There are some encouraging signs that the American public is beginning to rethink the way that they eat. Frame says to think back a decade ago, and remember the state of the fast food industry then. “Who could have imagined that McDonald’s would be selling salads and fresh fruit offerings today?” He also cites the popularization of organic food chains, such as Whole Foods and Wild Oats. These large organic and natural food supermarket chains are distant relatives of the small and dingy natural food coops of the past.
But, says Jagdish Sheth, a Charles H. Kellstadt professor of marketing at Emory University’s Goizueta Business School, a more dramatic shift in American lifestyle requires a rethinking of the way people live and work today. He notes, “We’ve moved from an agricultural society to an industrial one, and finally to the information age, and along the way, the level of physical labor has decreased dramatically.” Developers often build homes far from access to public transport, requiring people to hop into their cars to access a store or a train. There are fewer and fewer sidewalks. Large garages and driveways dominate the suburban landscape, beckoning to the more sedentary two-to-three car family. Interestingly, a National Institutes of Health initiative called “Obesity and the Built Environment,” started in 2004, is studying “city and regional planning, housing, transportation, media, access to healthy foods and availability of public and green spaces (such as playgrounds, walking paths, etc.) as determinants of physical activity and nutritious dietary practices.”
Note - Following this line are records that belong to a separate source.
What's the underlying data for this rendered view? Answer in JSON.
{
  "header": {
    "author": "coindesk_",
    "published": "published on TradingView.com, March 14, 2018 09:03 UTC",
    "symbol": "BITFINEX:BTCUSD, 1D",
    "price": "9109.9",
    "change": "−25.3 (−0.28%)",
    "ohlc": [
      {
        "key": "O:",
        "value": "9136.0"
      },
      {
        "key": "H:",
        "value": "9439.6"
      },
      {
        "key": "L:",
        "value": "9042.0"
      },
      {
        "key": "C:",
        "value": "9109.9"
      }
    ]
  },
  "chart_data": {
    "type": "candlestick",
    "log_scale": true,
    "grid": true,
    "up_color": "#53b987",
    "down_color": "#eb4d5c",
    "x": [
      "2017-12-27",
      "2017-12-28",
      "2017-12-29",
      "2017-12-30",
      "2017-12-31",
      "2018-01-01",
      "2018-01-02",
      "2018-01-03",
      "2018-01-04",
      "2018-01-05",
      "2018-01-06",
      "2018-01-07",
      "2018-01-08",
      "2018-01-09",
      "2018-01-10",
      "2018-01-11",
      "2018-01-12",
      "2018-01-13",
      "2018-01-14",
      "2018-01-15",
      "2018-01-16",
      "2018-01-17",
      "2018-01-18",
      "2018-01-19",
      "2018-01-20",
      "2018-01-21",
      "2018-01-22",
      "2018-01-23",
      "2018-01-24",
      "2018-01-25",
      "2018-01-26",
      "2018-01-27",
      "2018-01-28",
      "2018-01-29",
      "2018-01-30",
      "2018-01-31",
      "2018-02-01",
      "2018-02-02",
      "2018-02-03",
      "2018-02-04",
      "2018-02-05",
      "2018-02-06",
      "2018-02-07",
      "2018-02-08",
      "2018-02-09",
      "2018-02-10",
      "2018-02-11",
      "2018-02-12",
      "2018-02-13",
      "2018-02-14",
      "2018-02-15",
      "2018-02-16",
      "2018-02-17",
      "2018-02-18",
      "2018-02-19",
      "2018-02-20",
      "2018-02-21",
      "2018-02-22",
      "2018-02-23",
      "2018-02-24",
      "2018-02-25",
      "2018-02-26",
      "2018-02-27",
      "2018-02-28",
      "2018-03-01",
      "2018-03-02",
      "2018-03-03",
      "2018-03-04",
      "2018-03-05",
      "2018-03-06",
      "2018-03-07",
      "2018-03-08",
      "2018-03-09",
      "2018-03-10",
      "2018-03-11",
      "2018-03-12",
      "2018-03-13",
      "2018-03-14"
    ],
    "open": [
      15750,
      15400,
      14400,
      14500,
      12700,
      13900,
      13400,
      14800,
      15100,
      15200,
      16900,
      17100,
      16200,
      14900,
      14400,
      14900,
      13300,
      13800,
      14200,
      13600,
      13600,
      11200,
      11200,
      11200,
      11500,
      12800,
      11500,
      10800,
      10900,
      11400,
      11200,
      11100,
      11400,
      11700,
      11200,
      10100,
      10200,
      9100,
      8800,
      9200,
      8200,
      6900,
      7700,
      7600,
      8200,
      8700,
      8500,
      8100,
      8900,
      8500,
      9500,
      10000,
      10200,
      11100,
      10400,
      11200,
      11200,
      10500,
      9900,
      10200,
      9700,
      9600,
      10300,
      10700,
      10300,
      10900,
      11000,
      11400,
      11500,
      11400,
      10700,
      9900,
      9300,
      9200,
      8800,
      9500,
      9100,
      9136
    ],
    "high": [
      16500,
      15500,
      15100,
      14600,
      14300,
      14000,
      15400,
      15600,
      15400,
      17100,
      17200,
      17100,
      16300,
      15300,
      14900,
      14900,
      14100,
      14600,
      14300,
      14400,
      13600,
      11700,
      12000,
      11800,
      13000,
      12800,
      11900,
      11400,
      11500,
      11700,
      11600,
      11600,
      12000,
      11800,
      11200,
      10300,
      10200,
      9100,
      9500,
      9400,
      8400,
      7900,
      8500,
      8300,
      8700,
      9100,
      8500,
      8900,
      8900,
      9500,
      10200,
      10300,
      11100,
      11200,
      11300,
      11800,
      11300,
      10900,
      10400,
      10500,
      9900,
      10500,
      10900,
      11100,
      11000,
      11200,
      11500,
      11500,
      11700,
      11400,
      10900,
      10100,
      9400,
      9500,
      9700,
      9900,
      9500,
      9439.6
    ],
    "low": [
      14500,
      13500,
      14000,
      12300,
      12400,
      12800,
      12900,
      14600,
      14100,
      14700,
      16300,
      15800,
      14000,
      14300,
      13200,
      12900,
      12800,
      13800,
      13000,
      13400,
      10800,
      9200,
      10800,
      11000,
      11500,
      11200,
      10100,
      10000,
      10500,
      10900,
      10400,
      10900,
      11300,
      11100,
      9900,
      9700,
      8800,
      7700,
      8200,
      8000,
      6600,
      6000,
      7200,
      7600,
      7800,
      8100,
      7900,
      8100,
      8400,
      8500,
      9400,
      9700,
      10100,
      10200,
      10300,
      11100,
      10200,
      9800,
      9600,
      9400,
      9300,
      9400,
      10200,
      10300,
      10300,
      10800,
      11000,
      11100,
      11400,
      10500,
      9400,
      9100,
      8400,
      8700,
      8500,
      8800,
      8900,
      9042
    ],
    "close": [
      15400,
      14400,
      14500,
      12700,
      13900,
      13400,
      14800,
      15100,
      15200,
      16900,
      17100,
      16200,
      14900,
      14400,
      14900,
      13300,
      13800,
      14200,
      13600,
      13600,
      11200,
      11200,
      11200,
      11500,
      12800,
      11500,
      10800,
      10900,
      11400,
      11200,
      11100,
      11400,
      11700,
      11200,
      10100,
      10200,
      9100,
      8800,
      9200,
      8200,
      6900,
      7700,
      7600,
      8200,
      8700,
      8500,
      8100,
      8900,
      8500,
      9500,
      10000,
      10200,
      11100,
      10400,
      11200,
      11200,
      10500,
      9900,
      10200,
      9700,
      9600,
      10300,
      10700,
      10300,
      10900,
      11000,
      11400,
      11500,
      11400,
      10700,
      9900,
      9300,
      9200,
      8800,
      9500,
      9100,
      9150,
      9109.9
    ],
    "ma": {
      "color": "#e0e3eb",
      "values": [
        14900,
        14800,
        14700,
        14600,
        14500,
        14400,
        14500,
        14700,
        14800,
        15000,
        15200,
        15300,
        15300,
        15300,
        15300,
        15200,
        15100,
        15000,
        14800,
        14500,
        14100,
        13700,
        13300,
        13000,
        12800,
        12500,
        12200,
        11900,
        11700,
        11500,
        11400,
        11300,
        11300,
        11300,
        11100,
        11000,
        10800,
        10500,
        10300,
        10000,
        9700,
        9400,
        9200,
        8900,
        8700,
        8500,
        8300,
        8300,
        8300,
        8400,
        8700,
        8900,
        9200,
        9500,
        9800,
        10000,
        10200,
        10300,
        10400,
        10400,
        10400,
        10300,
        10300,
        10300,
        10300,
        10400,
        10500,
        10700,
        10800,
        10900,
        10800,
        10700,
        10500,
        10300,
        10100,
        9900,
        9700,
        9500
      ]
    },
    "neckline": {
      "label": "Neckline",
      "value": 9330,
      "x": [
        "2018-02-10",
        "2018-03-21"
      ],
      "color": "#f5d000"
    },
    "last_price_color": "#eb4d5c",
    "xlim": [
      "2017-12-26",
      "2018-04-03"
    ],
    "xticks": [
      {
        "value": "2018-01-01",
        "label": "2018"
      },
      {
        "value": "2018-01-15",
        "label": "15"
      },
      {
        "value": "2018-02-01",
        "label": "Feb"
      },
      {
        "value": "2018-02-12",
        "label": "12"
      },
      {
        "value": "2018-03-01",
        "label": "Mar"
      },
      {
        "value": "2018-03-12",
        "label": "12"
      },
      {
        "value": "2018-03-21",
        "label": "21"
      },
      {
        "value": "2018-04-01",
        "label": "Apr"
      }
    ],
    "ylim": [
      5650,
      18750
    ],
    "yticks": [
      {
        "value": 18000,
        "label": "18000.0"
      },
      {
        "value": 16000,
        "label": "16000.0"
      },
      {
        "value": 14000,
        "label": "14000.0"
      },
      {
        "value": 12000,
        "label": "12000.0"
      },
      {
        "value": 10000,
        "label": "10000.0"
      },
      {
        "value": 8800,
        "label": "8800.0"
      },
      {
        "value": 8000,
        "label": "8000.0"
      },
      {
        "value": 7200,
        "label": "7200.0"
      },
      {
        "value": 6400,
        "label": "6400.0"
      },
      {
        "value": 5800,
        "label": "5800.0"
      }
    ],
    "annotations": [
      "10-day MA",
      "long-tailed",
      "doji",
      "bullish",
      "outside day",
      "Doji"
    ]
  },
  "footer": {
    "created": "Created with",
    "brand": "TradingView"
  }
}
Considering the hectic pace at home and work, many more Americans are finding little available time for an exercise routine or for cooking a nutritious meal, adds Sheth. He cites statistics that estimate one and one-half meals of each day are now eaten from sources other than the home. Unfortunately, our food intake and calorie count has probably increased because of prepared foods.” Sheth doubts individuals will make the needed changes in lifestyle until cutbacks on health insurance require it. “Considering the escalating costs, government might have no choice but to accept changes to employer health plans at some point. Co-pays may go 50/50 in the next ten to fifteen years, as they have for dental care. Twenty years down the road, employers may have the right to exclude some pre-existing conditions under their employee medical insurance plans—possibly chronic conditions such as hypertension or diabetes. Then, people will understand the need to be careful of what they eat. This will finally put pressure on individuals to alter their lifestyle.”